Situations like the following happen quite often when I'm using Github and I'm not sure I'm going about them the right way.

Example. A few days ago, I added some libraries to requirements.txt file, committed and pushed the changes. Then I did a few days work and made more commits and pushes to other files. I didn't change requirements.txt at all.

Today, I realise I don't actually need the libraries I added to requirements.txt and want to remove them.

The easy thing would be to delete the unneeded libraries, make a commit, and push. But this feels too linear. Is there a more 'proper' way to do it? Should I go back in time and take the old file instead? Perhaps branch at that commit and move all the other work onto this branch? I feel like by adding a new commit that just undoes my previous one, it could clutter up the commit history?

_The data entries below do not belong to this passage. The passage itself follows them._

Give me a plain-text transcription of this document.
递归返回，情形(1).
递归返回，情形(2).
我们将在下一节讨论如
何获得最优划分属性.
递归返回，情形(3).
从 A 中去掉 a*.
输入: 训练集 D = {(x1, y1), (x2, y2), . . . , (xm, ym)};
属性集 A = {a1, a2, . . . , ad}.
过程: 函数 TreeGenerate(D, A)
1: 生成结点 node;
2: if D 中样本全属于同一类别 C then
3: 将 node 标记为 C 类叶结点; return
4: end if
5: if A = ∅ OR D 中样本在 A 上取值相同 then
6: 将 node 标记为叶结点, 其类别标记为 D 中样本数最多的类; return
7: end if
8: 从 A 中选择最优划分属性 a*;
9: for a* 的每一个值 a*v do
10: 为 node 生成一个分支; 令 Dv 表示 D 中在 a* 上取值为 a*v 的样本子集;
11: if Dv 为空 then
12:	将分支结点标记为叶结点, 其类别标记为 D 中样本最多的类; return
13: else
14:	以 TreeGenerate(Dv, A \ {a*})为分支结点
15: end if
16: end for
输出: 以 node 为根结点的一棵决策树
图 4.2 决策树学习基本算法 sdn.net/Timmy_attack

CodePudding user response:

It really depends on what you would like to get as the history of the project... and if you will mess up other people's work.

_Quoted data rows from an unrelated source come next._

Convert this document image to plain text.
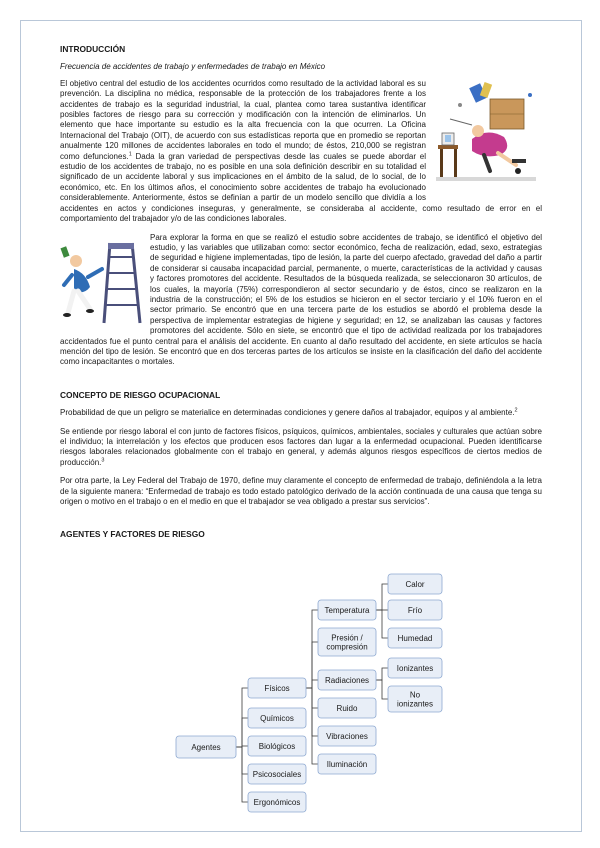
INTRODUCCIÓN
Frecuencia de accidentes de trabajo y enfermedades de trabajo en México

El objetivo central del estudio de los accidentes ocurridos como resultado de la actividad laboral es su prevención. La disciplina no médica, responsable de la protección de los trabajadores frente a los accidentes de trabajo es la seguridad industrial, la cual, plantea como tarea sustantiva identificar posibles factores de riesgo para su corrección y modificación con la intención de eliminarlos. Un elemento que hace importante su estudio es la alta frecuencia con la que ocurren. La Oficina Internacional del Trabajo (OIT), de acuerdo con sus estadísticas reporta que en promedio se reportan anualmente 120 millones de accidentes laborales en todo el mundo; de éstos, 210,000 se registran como defunciones.$^1$ Dada la gran variedad de perspectivas desde las cuales se puede abordar el estudio de los accidentes de trabajo, no es posible en una sola definición describir en su totalidad el significado de un accidente laboral y sus implicaciones en el ámbito de la salud, de lo social, de lo económico, etc. En los últimos años, el conocimiento sobre accidentes de trabajo ha evolucionado considerablemente. Anteriormente, éstos se definían a partir de un modelo sencillo que dividía a los accidentes en actos y condiciones inseguras, y generalmente, se consideraba al accidente, como resultado de error en el comportamiento del trabajador y/o de las condiciones laborales.

Para explorar la forma en que se realizó el estudio sobre accidentes de trabajo, se identificó el objetivo del estudio, y las variables que utilizaban como: sector económico, fecha de realización, edad, sexo, estrategias de seguridad e higiene implementadas, tipo de lesión, la parte del cuerpo afectado, gravedad del daño a partir de considerar si causaba incapacidad parcial, permanente, o muerte, características de la actividad y causas y factores promotores del accidente. Resultados de la búsqueda realizada, se seleccionaron 30 artículos, de los cuales, la mayoría (75%) correspondieron al sector secundario y de éstos, cinco se realizaron en la industria de la construcción; el 5% de los estudios se hicieron en el sector terciario y el 10% fueron en el sector primario. Se encontró que en una tercera parte de los estudios se abordó el problema desde la perspectiva de implementar estrategias de higiene y seguridad; en 12, se analizaban las causas y factores promotores del accidente. Sólo en siete, se encontró que el tipo de actividad realizada por los trabajadores accidentados fue el punto central para el análisis del accidente. En cuanto al daño resultado del accidente, en siete artículos se hacía mención del tipo de lesión. Se encontró que en dos terceras partes de los artículos se insiste en la clasificación del daño del accidente como incapacitantes o mortales.

CONCEPTO DE RIESGO OCUPACIONAL

Probabilidad de que un peligro se materialice en determinadas condiciones y genere daños al trabajador, equipos y al ambiente.$^2$

Se entiende por riesgo laboral el con junto de factores físicos, psíquicos, químicos, ambientales, sociales y culturales que actúan sobre el individuo; la interrelación y los efectos que producen esos factores dan lugar a la enfermedad ocupacional. Pueden identificarse riesgos laborales relacionados globalmente con el trabajo en general, y además algunos riesgos específicos de ciertos medios de producción.$^3$

Por otra parte, la Ley Federal del Trabajo de 1970, define muy claramente el concepto de enfermedad de trabajo, definiéndola a la letra de la siguiente manera: “Enfermedad de trabajo es todo estado patológico derivado de la acción continuada de una causa que tenga su origen o motivo en el trabajo o en el medio en que el trabajador se vea obligado a prestar sus servicios”.

AGENTES Y FACTORES DE RIESGO
Agentes
Físicos
Químicos
Biológicos
Psicosociales
Ergonómicos
Temperatura
Presión /
compresión
Radiaciones
Ruido
Vibraciones
Iluminación
Calor
Frío
Humedad
Ionizantes
No
ionizantes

If you are working with more people and they have already picked up that work (it's part of a shared branch, for example), then you should not rewrite history. Just commit the changes on the file (perhaps with a revert of that original revision) and move forward. You could still rewrite history of the project if you reeeeeeeeally needed/wanted to, but it creates additional work and synchronization effort to not mess it up once you have rewritten history of the branch.

If you are on your own or working on a feature branch that no one else is working on, you could consider rewriting history of the branch (with a git rebase -i is good enough) so that it looks like the change on the file never happened.

CodePudding user response:

It depends on your overall workflow. If you are still working on a feature branch or changes were only made locally you could use

  1. git revert {ID}
  2. git rebase -i {ID-Before-Commit}

For work I haven't shared yet I would probably go with option 2. It is usable for many scenarios and is worth to be familiar with. Read more

However, if you've already shared your changes with others it might be better just to add another commit with a proper message. In this case git revert {Id} can be used to 'undo' a complete commit.